Chief Wizard Healer Danaus frowned. He was looking down on the frozen body of the Forest Princess Nymphalis, locked in stasis beside the body of her husband, Prince Pyrgus. Both showed the age ravages of temporal fever, Pyrgus more than Nymph so far – since stasis ceased to hold the fever, he had turned into an old, old man – but Nymph certainly. From a young woman she had transformed into a mature woman, a middle-aged woman really, and he had been vaguely considering increasing the intensity of the stasis field. Not that he believed it would do any good – you were either in stasis or you weren’t – but he disliked the feeling of helplessness that came when there was absolutely nothing one could do. Thus he stood staring at Nymphalis and… and she looked a little younger.
Which was impossible, of course. The temporal fever was a one-way trip. Even when stasis still stabilised it, nothing reversed the effect. So possibly he was imagining it. Wishful thinking sometimes had an influence on observation, even trained observation. All the same, he couldn’t rid himself of the feeling she seemed younger. Her skin tone looked better. He could have sworn there were fewer, if only just a little fewer, wrinkles.
On impulse, Danaus stepped across to the stasis cabinet that held Pyrgus. The shock was so great that he actually gasped aloud. Pyrgus too looked younger, a lot younger. There was no possibility of a mistake. The effects of the fever were reversing.
For once Danaus forgot his dignity and ran down to the wards. But even before he reached them, the commotion told him something dramatic was happening.
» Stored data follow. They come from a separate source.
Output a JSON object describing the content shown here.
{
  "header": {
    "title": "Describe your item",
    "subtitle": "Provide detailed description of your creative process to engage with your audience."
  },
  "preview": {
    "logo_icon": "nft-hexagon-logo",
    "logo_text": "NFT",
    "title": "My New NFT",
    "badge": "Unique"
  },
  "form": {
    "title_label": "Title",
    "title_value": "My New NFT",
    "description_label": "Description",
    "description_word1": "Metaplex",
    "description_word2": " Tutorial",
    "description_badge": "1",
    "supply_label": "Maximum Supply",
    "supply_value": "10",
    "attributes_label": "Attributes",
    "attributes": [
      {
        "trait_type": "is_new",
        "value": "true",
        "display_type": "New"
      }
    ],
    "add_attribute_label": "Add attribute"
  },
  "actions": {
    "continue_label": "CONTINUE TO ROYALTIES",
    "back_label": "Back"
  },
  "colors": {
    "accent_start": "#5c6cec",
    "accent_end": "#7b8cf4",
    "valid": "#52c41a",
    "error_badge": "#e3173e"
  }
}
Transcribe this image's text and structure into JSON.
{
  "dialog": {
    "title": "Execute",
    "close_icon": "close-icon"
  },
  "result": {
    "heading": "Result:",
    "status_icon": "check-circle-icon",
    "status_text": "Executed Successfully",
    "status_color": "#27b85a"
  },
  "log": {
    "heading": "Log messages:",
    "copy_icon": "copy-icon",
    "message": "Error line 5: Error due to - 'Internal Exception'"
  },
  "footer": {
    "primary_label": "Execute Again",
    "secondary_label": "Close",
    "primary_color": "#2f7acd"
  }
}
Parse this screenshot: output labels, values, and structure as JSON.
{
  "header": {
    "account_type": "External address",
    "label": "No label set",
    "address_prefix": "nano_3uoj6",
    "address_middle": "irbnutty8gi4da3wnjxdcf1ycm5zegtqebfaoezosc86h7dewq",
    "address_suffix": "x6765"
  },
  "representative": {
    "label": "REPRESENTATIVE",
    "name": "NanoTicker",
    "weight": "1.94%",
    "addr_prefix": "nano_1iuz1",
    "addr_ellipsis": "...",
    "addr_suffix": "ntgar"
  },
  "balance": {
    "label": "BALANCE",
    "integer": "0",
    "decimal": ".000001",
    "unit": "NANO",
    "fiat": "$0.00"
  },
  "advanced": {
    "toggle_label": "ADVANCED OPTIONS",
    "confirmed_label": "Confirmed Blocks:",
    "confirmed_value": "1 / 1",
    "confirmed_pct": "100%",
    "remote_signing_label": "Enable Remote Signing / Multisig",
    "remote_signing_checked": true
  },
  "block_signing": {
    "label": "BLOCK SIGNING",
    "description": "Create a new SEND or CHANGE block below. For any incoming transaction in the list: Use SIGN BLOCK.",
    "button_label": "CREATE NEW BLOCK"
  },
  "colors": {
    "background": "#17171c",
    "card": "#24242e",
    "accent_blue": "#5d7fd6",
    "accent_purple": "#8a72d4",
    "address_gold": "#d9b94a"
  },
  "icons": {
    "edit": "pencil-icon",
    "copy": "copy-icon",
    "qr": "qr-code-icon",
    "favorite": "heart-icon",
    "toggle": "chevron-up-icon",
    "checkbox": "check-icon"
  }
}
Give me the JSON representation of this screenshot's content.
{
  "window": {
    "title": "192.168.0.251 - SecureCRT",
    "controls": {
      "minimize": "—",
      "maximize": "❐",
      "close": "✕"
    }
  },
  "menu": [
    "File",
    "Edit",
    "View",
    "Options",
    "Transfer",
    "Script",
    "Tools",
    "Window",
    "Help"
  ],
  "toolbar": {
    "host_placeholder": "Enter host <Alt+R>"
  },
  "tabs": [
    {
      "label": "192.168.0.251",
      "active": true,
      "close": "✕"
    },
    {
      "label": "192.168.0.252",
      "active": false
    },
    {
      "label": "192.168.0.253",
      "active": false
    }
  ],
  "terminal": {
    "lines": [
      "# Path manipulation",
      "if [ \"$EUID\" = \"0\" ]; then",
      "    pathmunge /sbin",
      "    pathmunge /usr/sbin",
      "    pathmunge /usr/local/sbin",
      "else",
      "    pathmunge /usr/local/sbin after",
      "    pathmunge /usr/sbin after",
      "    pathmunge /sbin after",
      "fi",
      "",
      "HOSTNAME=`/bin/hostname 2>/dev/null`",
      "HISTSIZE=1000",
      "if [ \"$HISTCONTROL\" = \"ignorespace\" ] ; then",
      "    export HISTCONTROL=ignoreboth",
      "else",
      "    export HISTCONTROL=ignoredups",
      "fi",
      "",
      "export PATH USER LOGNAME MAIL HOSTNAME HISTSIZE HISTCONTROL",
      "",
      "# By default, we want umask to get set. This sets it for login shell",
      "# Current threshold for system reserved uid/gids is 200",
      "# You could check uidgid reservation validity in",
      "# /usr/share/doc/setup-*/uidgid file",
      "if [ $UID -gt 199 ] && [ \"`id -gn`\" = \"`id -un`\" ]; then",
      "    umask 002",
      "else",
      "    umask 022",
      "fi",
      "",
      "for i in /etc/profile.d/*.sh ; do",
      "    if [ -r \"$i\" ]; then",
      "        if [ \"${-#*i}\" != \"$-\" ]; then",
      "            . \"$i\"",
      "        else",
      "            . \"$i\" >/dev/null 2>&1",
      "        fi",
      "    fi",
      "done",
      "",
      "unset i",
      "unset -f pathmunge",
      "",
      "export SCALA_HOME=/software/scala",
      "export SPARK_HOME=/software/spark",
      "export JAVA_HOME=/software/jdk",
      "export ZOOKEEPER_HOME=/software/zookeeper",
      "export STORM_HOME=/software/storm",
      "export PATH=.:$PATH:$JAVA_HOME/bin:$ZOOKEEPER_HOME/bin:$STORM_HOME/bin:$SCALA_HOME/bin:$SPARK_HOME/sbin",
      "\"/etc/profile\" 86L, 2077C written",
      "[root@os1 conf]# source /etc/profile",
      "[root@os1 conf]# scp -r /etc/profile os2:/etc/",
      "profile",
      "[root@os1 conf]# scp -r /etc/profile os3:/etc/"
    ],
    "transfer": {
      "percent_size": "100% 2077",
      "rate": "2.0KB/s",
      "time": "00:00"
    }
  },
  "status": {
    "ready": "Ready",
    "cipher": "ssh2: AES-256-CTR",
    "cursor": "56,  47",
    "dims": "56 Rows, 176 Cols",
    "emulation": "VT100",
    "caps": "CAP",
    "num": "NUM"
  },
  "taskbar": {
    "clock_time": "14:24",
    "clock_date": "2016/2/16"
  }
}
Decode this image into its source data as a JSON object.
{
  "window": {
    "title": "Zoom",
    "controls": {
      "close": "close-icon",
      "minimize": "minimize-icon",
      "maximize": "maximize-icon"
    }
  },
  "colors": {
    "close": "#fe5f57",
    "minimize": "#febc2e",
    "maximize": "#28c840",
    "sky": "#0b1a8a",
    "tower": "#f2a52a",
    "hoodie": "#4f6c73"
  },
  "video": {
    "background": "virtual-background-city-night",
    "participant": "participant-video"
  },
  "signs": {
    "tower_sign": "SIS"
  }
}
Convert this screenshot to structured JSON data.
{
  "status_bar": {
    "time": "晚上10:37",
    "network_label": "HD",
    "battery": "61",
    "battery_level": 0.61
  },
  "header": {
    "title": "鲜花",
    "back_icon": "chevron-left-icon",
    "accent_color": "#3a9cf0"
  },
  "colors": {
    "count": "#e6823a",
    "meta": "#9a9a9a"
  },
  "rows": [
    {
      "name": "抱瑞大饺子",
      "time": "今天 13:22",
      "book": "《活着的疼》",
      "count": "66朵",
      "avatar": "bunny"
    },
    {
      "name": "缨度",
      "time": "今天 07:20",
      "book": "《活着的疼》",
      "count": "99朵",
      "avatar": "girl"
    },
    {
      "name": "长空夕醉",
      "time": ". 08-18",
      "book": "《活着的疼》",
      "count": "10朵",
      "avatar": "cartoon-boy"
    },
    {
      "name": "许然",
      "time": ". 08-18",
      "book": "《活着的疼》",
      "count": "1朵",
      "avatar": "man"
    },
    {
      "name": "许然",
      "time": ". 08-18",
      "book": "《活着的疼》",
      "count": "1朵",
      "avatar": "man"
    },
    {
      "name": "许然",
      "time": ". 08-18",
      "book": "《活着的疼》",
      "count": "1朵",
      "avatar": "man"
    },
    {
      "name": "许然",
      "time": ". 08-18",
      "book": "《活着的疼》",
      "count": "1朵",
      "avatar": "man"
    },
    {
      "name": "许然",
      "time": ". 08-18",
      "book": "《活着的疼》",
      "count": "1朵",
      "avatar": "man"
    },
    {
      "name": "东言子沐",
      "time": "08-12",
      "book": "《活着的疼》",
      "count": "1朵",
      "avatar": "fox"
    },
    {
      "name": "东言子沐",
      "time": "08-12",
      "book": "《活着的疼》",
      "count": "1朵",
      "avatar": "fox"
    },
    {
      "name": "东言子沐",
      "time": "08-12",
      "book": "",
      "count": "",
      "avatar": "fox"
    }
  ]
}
As he burst into the corridor nurses were scampering in all directions, healers were hurrying to and fro, but most astonishing, most amazing, most bewildering of all was the fact that patients were on their feet as well, patients who just that morning on his rounds had been lying in deep comas.
Danaus grabbed the arm of a blue-coated healer as he hurried past. ‘What’s going on?’ he demanded.
‘Spontaneous remissions,’ the healer told him shortly.
It was the sort of stupid thing they’d all been trained to say when they had no idea what was actually happening, ‘I can see that,’ Danaus snapped. ‘What’s caused them?’
The healer shook his head. ‘Don’t know, sir.’ Then, annoyingly, he smiled. ‘But it’s great news, is it not, sir?’
Great news but bewildering. By the time Danaus had made a few cursory examinations to convince himself the effect was genuine, reports were pouring in from outside of "spontaneous remissions" throughout the capital city. He had not the slightest doubt that similar news from the surrounding country would be arriving soon.
With so many patients suddenly recovering, the administration burden was heavy and it was late afternoon before he suddenly remembered Nymph and Pyrgus were still in stasis. And hot on the heels of that realisation came another: Madame Cardui was in stasis too. He’d had her placed there as a matter of course for a woman her age even though all the evidence was it would no longer hold back her disease. What else could he do? Stasis might have staved off her inevitable death for a few more hours. Or she might be dead already.
Or possibly she’d undergone a spontaneous remission like all the rest.
He was on his way to find out when someone told him Queen Blue had returned to the Purple Palace.